Large-scale teaching, artificial intelligence, assessment design, student engagement, academic integrity

Abstract

 

How does academic integrity shift in an era where Artificial Intelligence (AI) generated text is increasingly difficult to distinguish from student-authored work?  How do we design assessments that remain meaningful and engaging for thousands of students?
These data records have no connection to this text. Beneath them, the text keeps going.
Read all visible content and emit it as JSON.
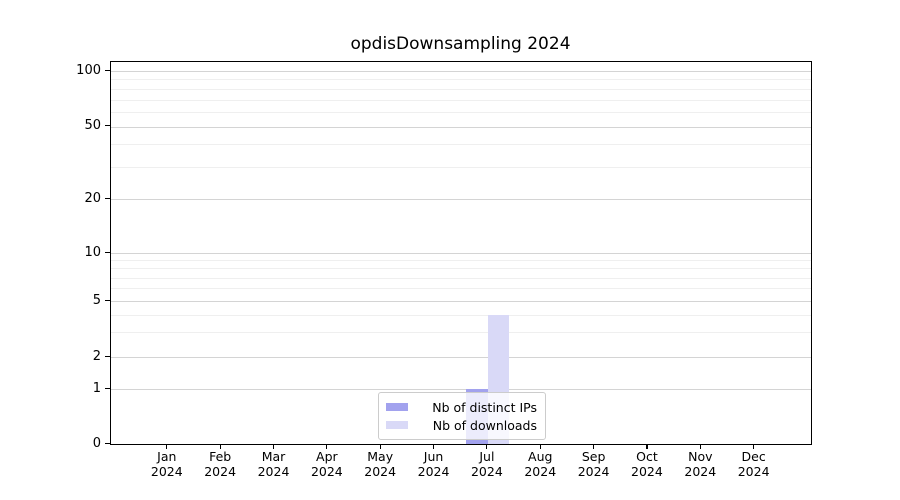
{
  "title": "opdisDownsampling 2024",
  "chart_data": {
    "type": "bar",
    "title": "opdisDownsampling 2024",
    "categories": [
      "Jan",
      "Feb",
      "Mar",
      "Apr",
      "May",
      "Jun",
      "Jul",
      "Aug",
      "Sep",
      "Oct",
      "Nov",
      "Dec"
    ],
    "year_label": "2024",
    "series": [
      {
        "name": "Nb of distinct IPs",
        "color": "#a2a2ee",
        "values": [
          0,
          0,
          0,
          0,
          0,
          0,
          1,
          0,
          0,
          0,
          0,
          0
        ]
      },
      {
        "name": "Nb of downloads",
        "color": "#d9d9f7",
        "values": [
          0,
          0,
          0,
          0,
          0,
          0,
          4,
          0,
          0,
          0,
          0,
          0
        ]
      }
    ],
    "xlabel": "",
    "ylabel": "",
    "yticks": [
      0,
      1,
      2,
      5,
      10,
      20,
      50,
      100
    ],
    "minor_gridlines": [
      3,
      4,
      6,
      7,
      8,
      9,
      30,
      40,
      60,
      70,
      80,
      90
    ],
    "ylim": [
      0,
      100
    ],
    "scale": "symlog",
    "grid": "horizontal-major-and-minor",
    "legend_position": "lower center"
  },
  "colors": {
    "distinct_ips": "#a2a2ee",
    "downloads": "#d9d9f7",
    "grid_major": "#d4d4d4",
    "grid_minor": "#efefef",
    "spine": "#000000",
    "background": "#ffffff"
  }
}
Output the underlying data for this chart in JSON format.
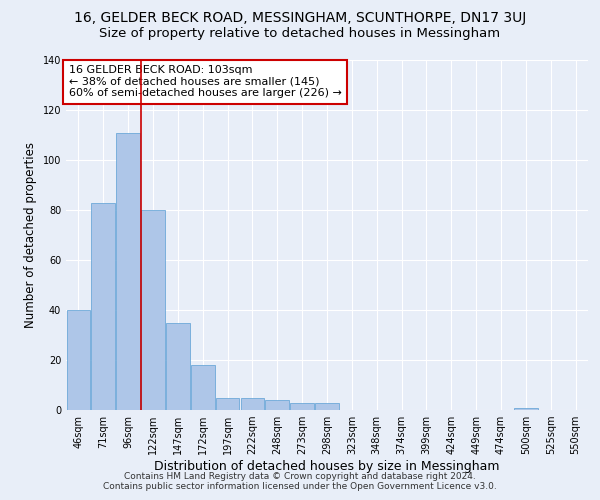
{
  "title": "16, GELDER BECK ROAD, MESSINGHAM, SCUNTHORPE, DN17 3UJ",
  "subtitle": "Size of property relative to detached houses in Messingham",
  "xlabel": "Distribution of detached houses by size in Messingham",
  "ylabel": "Number of detached properties",
  "categories": [
    "46sqm",
    "71sqm",
    "96sqm",
    "122sqm",
    "147sqm",
    "172sqm",
    "197sqm",
    "222sqm",
    "248sqm",
    "273sqm",
    "298sqm",
    "323sqm",
    "348sqm",
    "374sqm",
    "399sqm",
    "424sqm",
    "449sqm",
    "474sqm",
    "500sqm",
    "525sqm",
    "550sqm"
  ],
  "values": [
    40,
    83,
    111,
    80,
    35,
    18,
    5,
    5,
    4,
    3,
    3,
    0,
    0,
    0,
    0,
    0,
    0,
    0,
    1,
    0,
    0
  ],
  "bar_color": "#aec6e8",
  "bar_edge_color": "#5a9fd4",
  "ylim": [
    0,
    140
  ],
  "yticks": [
    0,
    20,
    40,
    60,
    80,
    100,
    120,
    140
  ],
  "vline_index": 2,
  "annotation_title": "16 GELDER BECK ROAD: 103sqm",
  "annotation_line1": "← 38% of detached houses are smaller (145)",
  "annotation_line2": "60% of semi-detached houses are larger (226) →",
  "annotation_box_color": "#ffffff",
  "annotation_box_edge": "#cc0000",
  "vline_color": "#cc0000",
  "footer1": "Contains HM Land Registry data © Crown copyright and database right 2024.",
  "footer2": "Contains public sector information licensed under the Open Government Licence v3.0.",
  "bg_color": "#e8eef8",
  "fig_bg_color": "#e8eef8",
  "grid_color": "#ffffff",
  "title_fontsize": 10,
  "subtitle_fontsize": 9.5,
  "xlabel_fontsize": 9,
  "ylabel_fontsize": 8.5,
  "tick_fontsize": 7,
  "annotation_fontsize": 8,
  "footer_fontsize": 6.5
}
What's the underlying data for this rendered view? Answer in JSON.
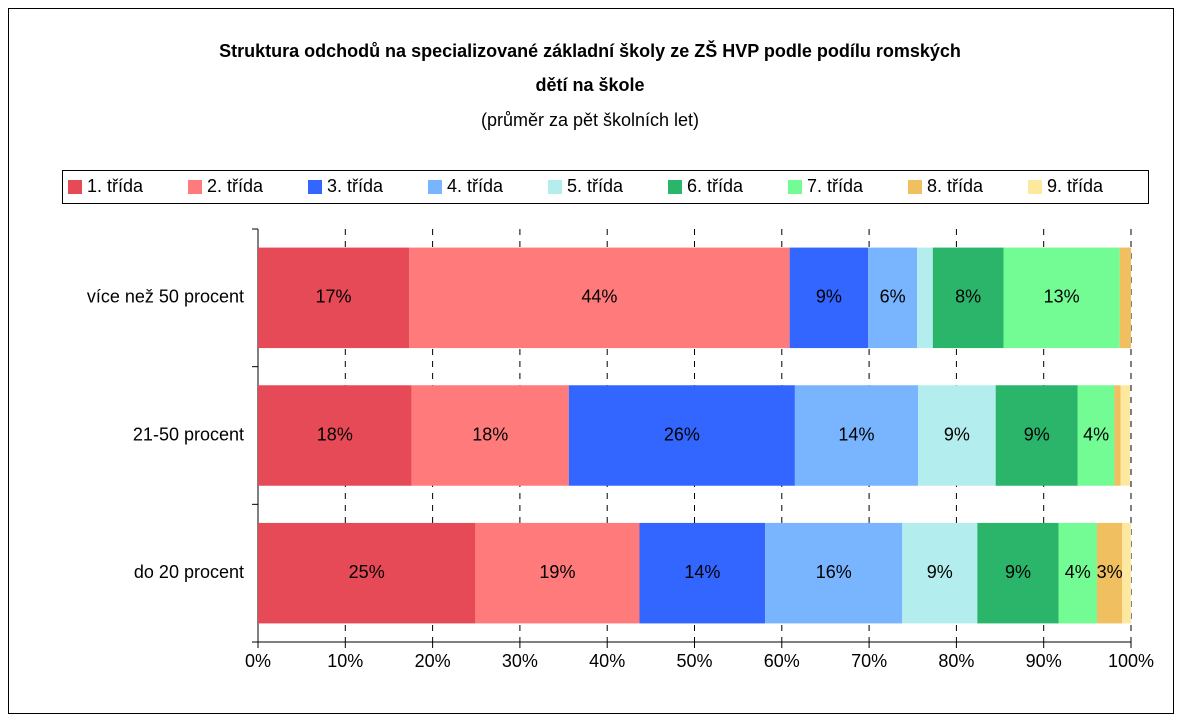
{
  "chart_data": {
    "type": "stacked-bar-horizontal",
    "title": [
      "Struktura odchodů na specializované základní školy ze ZŠ HVP podle podílu romských",
      "dětí na škole"
    ],
    "subtitle": "(průměr za pět školních let)",
    "categories": [
      "více než 50 procent",
      "21-50 procent",
      "do 20 procent"
    ],
    "series": [
      {
        "name": "1. třída",
        "color": "#e64a57",
        "values": [
          17.3,
          17.6,
          24.9
        ],
        "value_labels": [
          "17%",
          "18%",
          "25%"
        ]
      },
      {
        "name": "2. třída",
        "color": "#ff7b7b",
        "values": [
          43.6,
          18.0,
          18.8
        ],
        "value_labels": [
          "44%",
          "18%",
          "19%"
        ]
      },
      {
        "name": "3. třída",
        "color": "#3366ff",
        "values": [
          9.0,
          25.9,
          14.4
        ],
        "value_labels": [
          "9%",
          "26%",
          "14%"
        ]
      },
      {
        "name": "4. třída",
        "color": "#79b4ff",
        "values": [
          5.6,
          14.1,
          15.7
        ],
        "value_labels": [
          "6%",
          "14%",
          "16%"
        ]
      },
      {
        "name": "5. třída",
        "color": "#b3eded",
        "values": [
          1.8,
          8.9,
          8.6
        ],
        "value_labels": [
          null,
          "9%",
          "9%"
        ]
      },
      {
        "name": "6. třída",
        "color": "#2ab56b",
        "values": [
          8.1,
          9.4,
          9.3
        ],
        "value_labels": [
          "8%",
          "9%",
          "9%"
        ]
      },
      {
        "name": "7. třída",
        "color": "#73fb94",
        "values": [
          13.3,
          4.2,
          4.4
        ],
        "value_labels": [
          "13%",
          "4%",
          "4%"
        ]
      },
      {
        "name": "8. třída",
        "color": "#f0c060",
        "values": [
          1.3,
          0.7,
          2.9
        ],
        "value_labels": [
          null,
          null,
          "3%"
        ]
      },
      {
        "name": "9. třída",
        "color": "#fde8a0",
        "values": [
          0,
          1.1,
          1.0
        ],
        "value_labels": [
          null,
          null,
          null
        ]
      }
    ],
    "xlim": [
      0,
      100
    ],
    "xticks": [
      {
        "value": 0,
        "label": "0%"
      },
      {
        "value": 10,
        "label": "10%"
      },
      {
        "value": 20,
        "label": "20%"
      },
      {
        "value": 30,
        "label": "30%"
      },
      {
        "value": 40,
        "label": "40%"
      },
      {
        "value": 50,
        "label": "50%"
      },
      {
        "value": 60,
        "label": "60%"
      },
      {
        "value": 70,
        "label": "70%"
      },
      {
        "value": 80,
        "label": "80%"
      },
      {
        "value": 90,
        "label": "90%"
      },
      {
        "value": 100,
        "label": "100%"
      }
    ],
    "grid": true,
    "legend": "top"
  }
}
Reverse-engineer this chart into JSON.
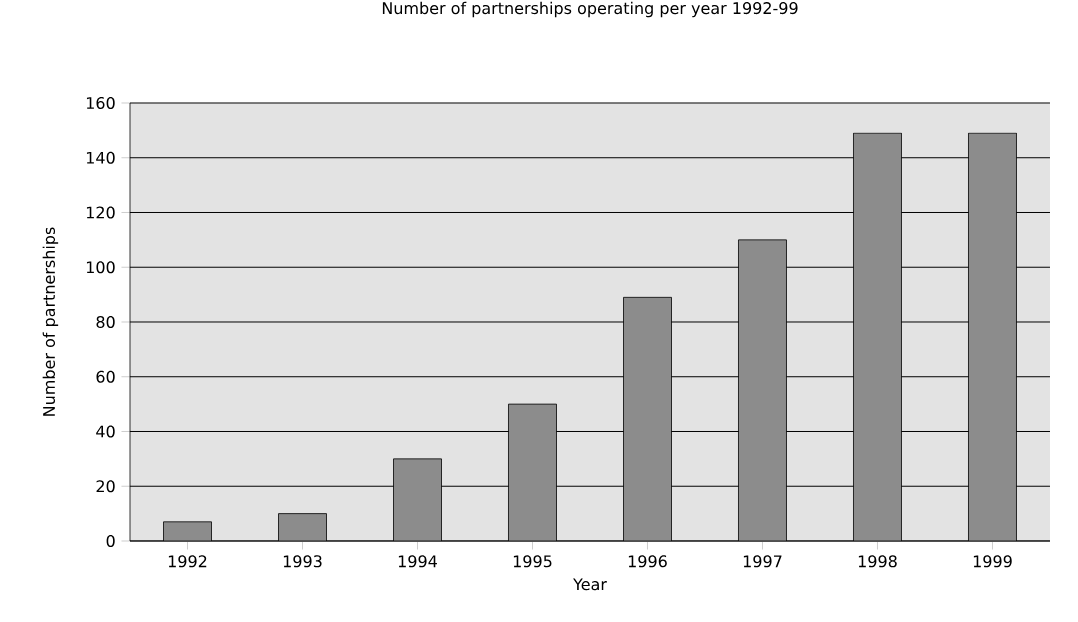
{
  "chart_data": {
    "type": "bar",
    "title": "Number of partnerships operating per year 1992-99",
    "xlabel": "Year",
    "ylabel": "Number of partnerships",
    "categories": [
      "1992",
      "1993",
      "1994",
      "1995",
      "1996",
      "1997",
      "1998",
      "1999"
    ],
    "values": [
      7,
      10,
      30,
      50,
      89,
      110,
      149,
      149
    ],
    "color": "#8c8c8c",
    "ylim": [
      0,
      160
    ],
    "yticks": [
      0,
      20,
      40,
      60,
      80,
      100,
      120,
      140,
      160
    ],
    "grid": "y"
  }
}
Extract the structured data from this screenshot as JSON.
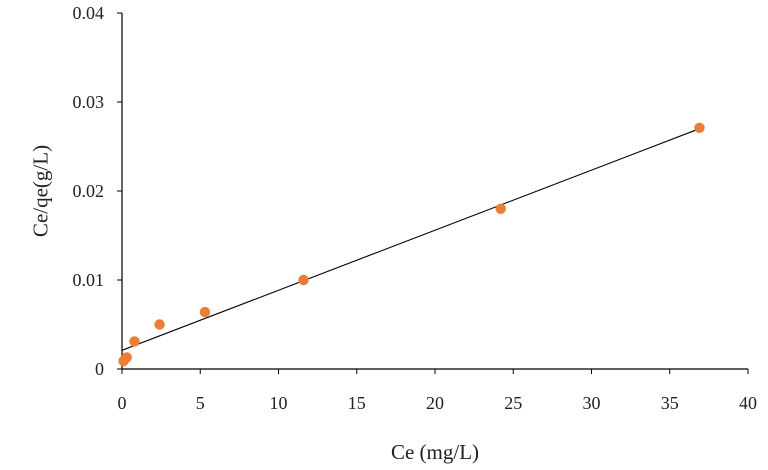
{
  "chart_data": {
    "type": "scatter",
    "title": "",
    "xlabel": "Ce (mg/L)",
    "ylabel": "Ce/qe(g/L)",
    "xlim": [
      0,
      40
    ],
    "ylim": [
      0,
      0.04
    ],
    "x_ticks": [
      "0",
      "5",
      "10",
      "15",
      "20",
      "25",
      "30",
      "35",
      "40"
    ],
    "y_ticks": [
      "0",
      "0.01",
      "0.02",
      "0.03",
      "0.04"
    ],
    "grid": false,
    "legend": "none",
    "series": [
      {
        "kind": "points",
        "color": "#ED7D31",
        "points": [
          {
            "x": 0.1,
            "y": 0.0009
          },
          {
            "x": 0.3,
            "y": 0.0013
          },
          {
            "x": 0.8,
            "y": 0.0031
          },
          {
            "x": 2.4,
            "y": 0.005
          },
          {
            "x": 5.3,
            "y": 0.0064
          },
          {
            "x": 11.6,
            "y": 0.01
          },
          {
            "x": 24.2,
            "y": 0.018
          },
          {
            "x": 36.9,
            "y": 0.0271
          }
        ]
      },
      {
        "kind": "trendline",
        "color": "#000000",
        "points": [
          {
            "x": 0,
            "y": 0.0021
          },
          {
            "x": 36.9,
            "y": 0.027
          }
        ]
      }
    ]
  }
}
The University of Melbourne’s first year subject; Today’s Science, Tomorrow’s World, Australia’s largest undergraduate science subject, has provided a unique opportunity to investigate these questions at scale.  Since launching in 2022, the subject has enrolled over 13,000 students across Semesters 1 and 2, supported each year by more than 70 tutors and 25 academic staff.

 

Our results draw on diverse datasets, including Turnitin AI detection and plagiarism scores, Learning Management System (LMS) engagement metrics, student reflections, feedback surveys, tutor evaluations, and assessment rubric data.  We examined trends in engagement, academic integrity, and student experience to identify practical implications for large-scale assessment.  Rubric-level analysis explores how AI-assisted submissions perform across different types of assessment criteria, from factual explanation to those demanding originality and critical thinking.  Several patterns emerged across semesters.  While AI detection tools provided useful signals, manual review was essential to ensure fair interpretation.  Online engagement metrics showed varied alignment with the quality and originality of submitted work, suggesting a more complex relationship than expected.  Structured reflection and AI-based interpretation tasks encouraged deeper thinking but proved most effective when supported by clear scaffolding and active tutor guidance.  What we have learned continues to inform our approach to assessment, workshop facilitation, and tutor training in large cohorts.

 

Our findings offer practical insights drawn from thousands of student assessments, supporting both academic integrity and the broader learning experience.  They contribute to the continuous improvement of reflective tasks, active learning activities, AI-integrated exercises, and group investigations.  This work aligns with the need for thoughtful AI integration within LMS-supported systems (Alotaibi, 2024), and supports research advocating for ethical, equitable, and sustainable approaches to AI use in science education (Almasri, 2024; Kamalov, Santandreu Calonge & Gurrib, 2023).  Our ongoing goal is to foster meaningful learning habits and develop assessment and engagement models that prioritise process over product.